Over the holidays I sat down with the Author of The Butterfly Soldier, Freya to see what she thought of what I’d done so far.
In general, we both thought that getting too literally could make it look very comical which would completely take away from the serious nature of the story. We also thought it best to avoid clichéd imagery when designing it.
Because I only have a few sketches I showed her my original brainstorm first.
She liked everything except for the ideas for the fourth paragraph. We both agreed that they all sounded cliché and amateurish, like something an angst 14 year old would draw so those were scrapped. But then we both began to struggle with what we wanted from that paragraph. Freya said the line she felt was most important was the one about the silverware so I think that’ll be a focus going forwards.

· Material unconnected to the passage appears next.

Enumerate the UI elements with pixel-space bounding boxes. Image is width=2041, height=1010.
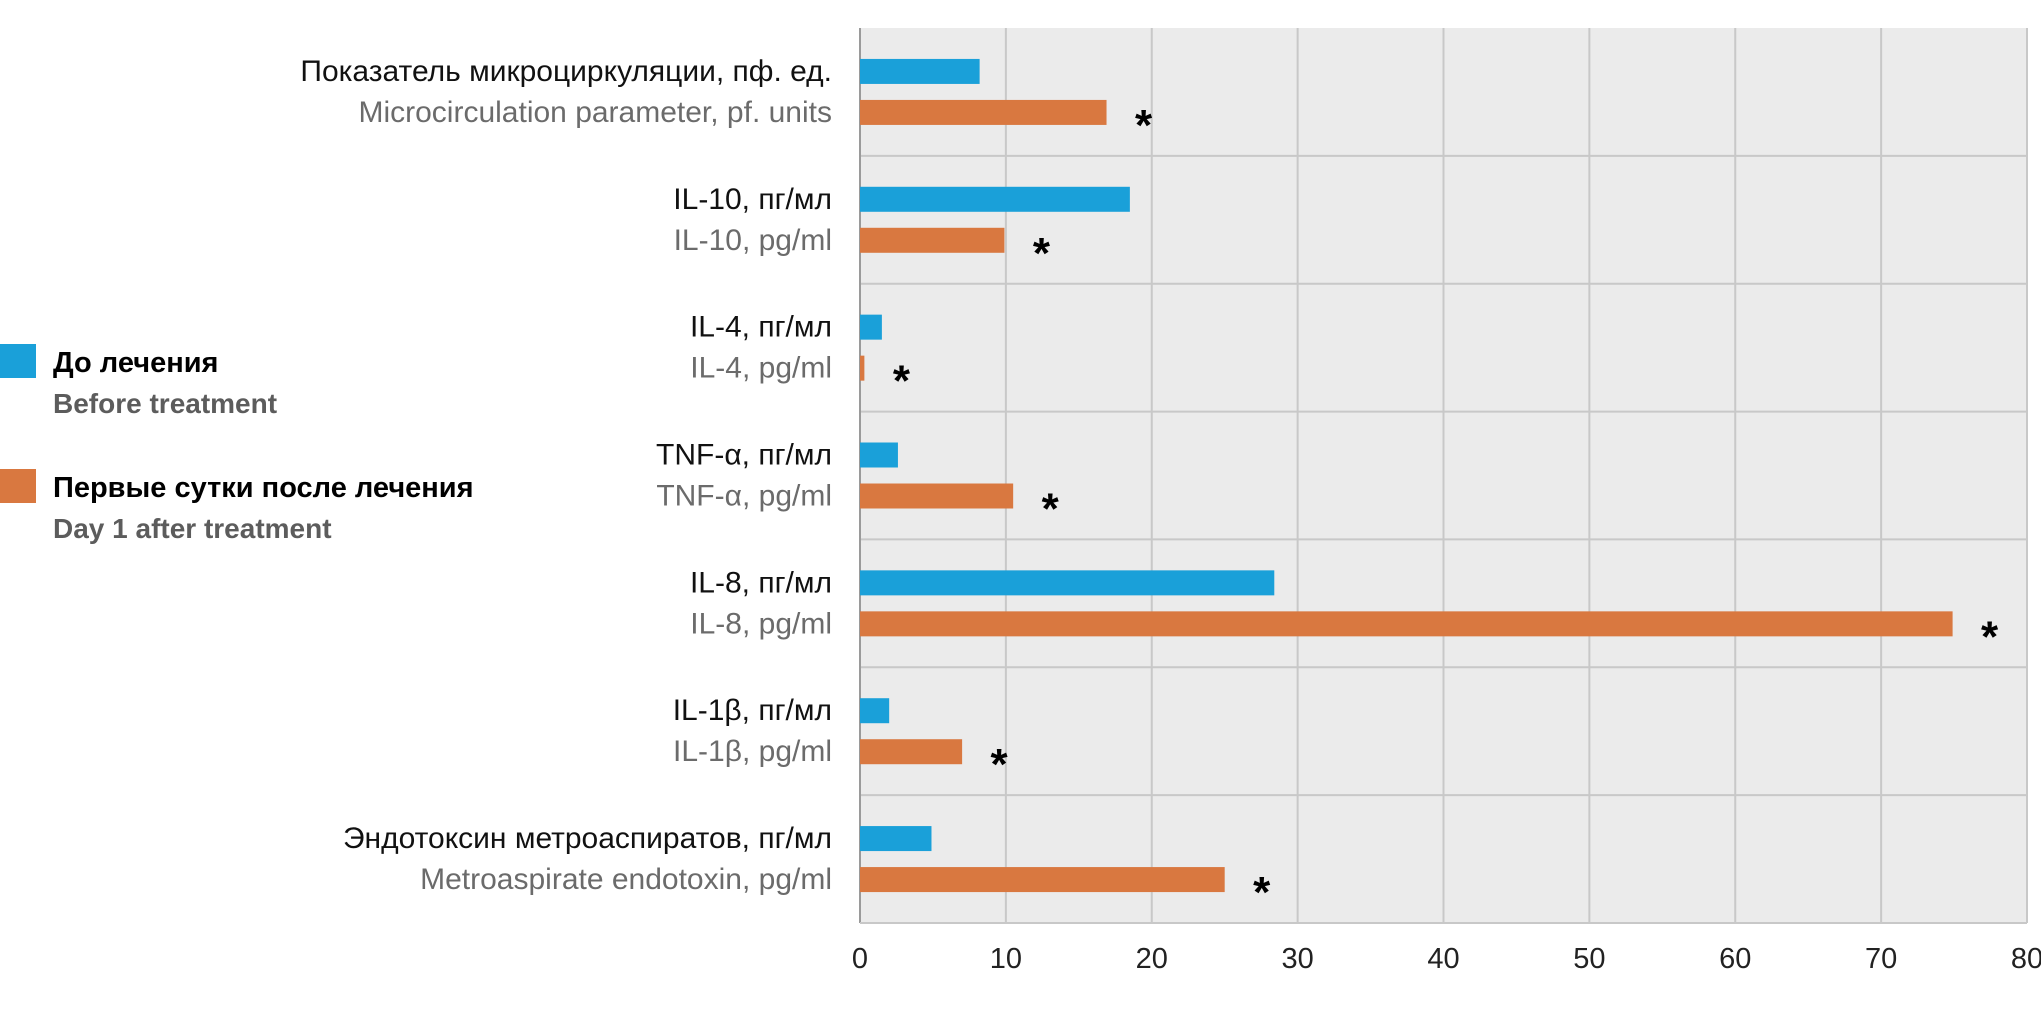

The next one I showed her was this one which she completely loved. However she wanted to remove all colour except on the wings so I’ll have to redraft it that way and see how it works.
Freya also loved this one but she said it took her a minute to realise that the smoke was in the shape of lungs and suggested rotating them so they were correctly orientated as that would make it more apparent.

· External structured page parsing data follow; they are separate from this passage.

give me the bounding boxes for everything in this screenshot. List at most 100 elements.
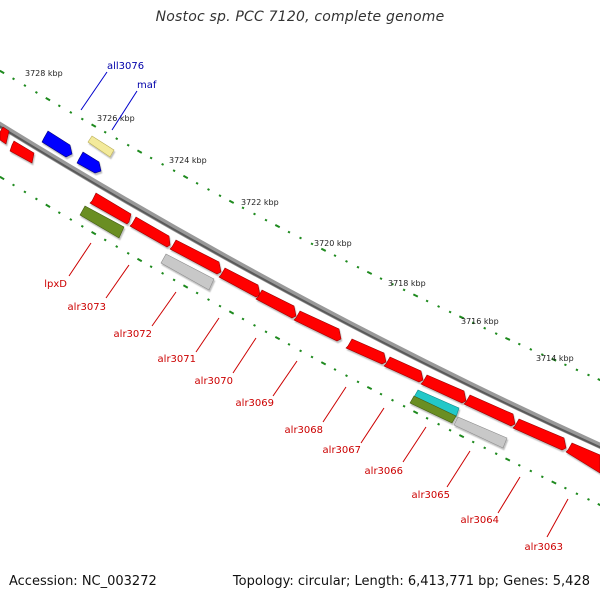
- gene-arrow-c[interactable]: [169, 239, 222, 275]
- gene-arrow-k[interactable]: [512, 418, 567, 451]
- inner-ruler-tick: [264, 330, 268, 334]
- gene-label-alr3071[interactable]: alr3071: [158, 354, 196, 365]
- kbp-label-3716: 3716 kbp: [461, 317, 499, 326]
- gene-label-alr3070[interactable]: alr3070: [195, 376, 233, 387]
- gene-box-yellow[interactable]: [87, 135, 115, 158]
- inner-ruler-tick: [494, 452, 498, 456]
- inner-ruler-tick: [274, 336, 281, 341]
- outer-ruler-tick: [126, 143, 130, 147]
- gene-box-alr3066[interactable]: [409, 395, 457, 424]
- gene-fragment-red-left[interactable]: [0, 126, 10, 145]
- outer-ruler-tick: [448, 310, 452, 314]
- gene-label-alr3073[interactable]: alr3073: [68, 302, 106, 313]
- gene-label-alr3072[interactable]: alr3072: [114, 329, 152, 340]
- outer-ruler-tick: [575, 368, 579, 372]
- inner-ruler-tick: [299, 349, 303, 353]
- gene-arrow-left-fragment[interactable]: [9, 140, 35, 164]
- inner-ruler-tick: [57, 211, 61, 215]
- inner-ruler-tick: [366, 385, 373, 391]
- inner-ruler-tick: [149, 265, 153, 269]
- outer-ruler-tick: [80, 117, 84, 121]
- outer-ruler-tick: [136, 149, 143, 154]
- gene-label-alr3064[interactable]: alr3064: [461, 515, 499, 526]
- inner-ruler-tick: [412, 410, 419, 415]
- outer-ruler-tick: [274, 224, 281, 229]
- leader-alr3071: [195, 317, 220, 353]
- reverse-strand: [9, 140, 600, 474]
- inner-ruler-tick: [551, 480, 557, 485]
- inner-ruler-tick: [45, 203, 51, 208]
- gene-label-alr3066[interactable]: alr3066: [365, 466, 403, 477]
- gene-arrow-a[interactable]: [89, 192, 132, 225]
- gene-label-alr3065[interactable]: alr3065: [412, 490, 450, 501]
- gene-arrow-j[interactable]: [463, 394, 516, 427]
- gene-arrow-h[interactable]: [383, 356, 424, 383]
- inner-ruler-tick: [136, 257, 143, 263]
- gene-label-alr3063[interactable]: alr3063: [525, 542, 563, 553]
- inner-ruler-tick: [597, 503, 600, 507]
- inner-ruler-tick: [69, 218, 73, 221]
- leader-alr3072: [151, 291, 177, 327]
- outer-ruler-tick: [182, 174, 189, 180]
- outer-ruler-tick: [379, 277, 383, 280]
- gene-box-lpxD[interactable]: [79, 205, 125, 239]
- inner-ruler-tick: [195, 291, 199, 295]
- inner-ruler-tick: [540, 475, 544, 479]
- inner-ruler-tick: [437, 422, 441, 426]
- inner-ruler-tick: [379, 392, 383, 396]
- outer-ruler-tick: [517, 342, 521, 346]
- inner-ruler-tick: [91, 230, 97, 236]
- gene-box-alr3072[interactable]: [160, 253, 215, 291]
- gene-arrow-f[interactable]: [293, 310, 342, 342]
- inner-ruler-tick: [0, 175, 5, 181]
- outer-ruler-tick: [402, 288, 406, 292]
- outer-ruler-tick: [172, 169, 176, 173]
- inner-ruler-tick: [402, 404, 406, 408]
- outer-ruler-tick: [458, 315, 465, 320]
- outer-ruler-tick: [69, 110, 73, 114]
- gene-arrow-maf[interactable]: [76, 151, 102, 174]
- kbp-label-3718: 3718 kbp: [388, 279, 426, 288]
- outer-ruler-tick: [391, 282, 394, 286]
- outer-ruler-tick: [207, 188, 210, 191]
- gene-label-alr3069[interactable]: alr3069: [236, 398, 274, 409]
- outer-ruler-tick: [228, 199, 235, 204]
- gene-arrow-e[interactable]: [255, 289, 297, 319]
- gene-box-alr3065[interactable]: [453, 416, 508, 449]
- outer-ruler-tick: [0, 69, 5, 75]
- outer-ruler-tick: [505, 336, 511, 341]
- gene-arrow-l[interactable]: [565, 442, 600, 474]
- gene-arrow-g[interactable]: [345, 338, 387, 365]
- inner-ruler-tick: [161, 271, 165, 275]
- gene-arrow-i[interactable]: [420, 374, 467, 404]
- inner-ruler: [0, 175, 600, 507]
- genome-summary-text: Topology: circular; Length: 6,413,771 bp…: [232, 574, 590, 589]
- outer-ruler-tick: [320, 247, 327, 252]
- leader-all3076: [80, 71, 108, 111]
- gene-arrow-b[interactable]: [129, 216, 171, 248]
- kbp-label-3720: 3720 kbp: [314, 239, 352, 248]
- inner-ruler-tick: [320, 361, 327, 366]
- outer-ruler-tick: [299, 236, 302, 240]
- gene-label-alr3068[interactable]: alr3068: [285, 425, 323, 436]
- kbp-label-3722: 3722 kbp: [241, 198, 279, 207]
- kbp-label-3714: 3714 kbp: [536, 354, 574, 363]
- inner-ruler-tick: [529, 469, 533, 473]
- gene-arrow-all3076[interactable]: [41, 130, 73, 158]
- gene-label-all3076[interactable]: all3076: [107, 61, 144, 72]
- leader-alr3063: [546, 498, 569, 538]
- genome-backbone-highlight: [0, 125, 600, 449]
- kbp-label-3728: 3728 kbp: [25, 69, 63, 78]
- inner-ruler-tick: [218, 304, 222, 308]
- gene-label-alr3067[interactable]: alr3067: [323, 445, 361, 456]
- outer-ruler-tick: [333, 254, 337, 257]
- gene-label-lpxD[interactable]: lpxD: [44, 279, 67, 290]
- inner-ruler-tick: [458, 434, 465, 439]
- gene-label-maf[interactable]: maf: [137, 80, 157, 91]
- inner-ruler-tick: [287, 342, 291, 346]
- inner-ruler-tick: [471, 440, 475, 444]
- outer-ruler-tick: [264, 218, 268, 222]
- inner-ruler-tick: [80, 224, 84, 228]
- leader-maf: [111, 90, 138, 131]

When I showed her this one, we both weren’t sure about the text on the mirror. It didn’t quite fit as in the piece, the liver is the only one that is apologetic for leaving, it needs to be a bit more sentimental. We agreed it needed to be changed to ‘I’m sorry’, keeping it simple but still echoing the sentiment.
In general, colour seems to be working, but only in small, carefully considered segments and only in places significant to the story.
Talking to Freya gave me a new perspective on what I’d drawn, it was good to both get a fresh pair of eyes and see if I was representing her work the way she wanted me to.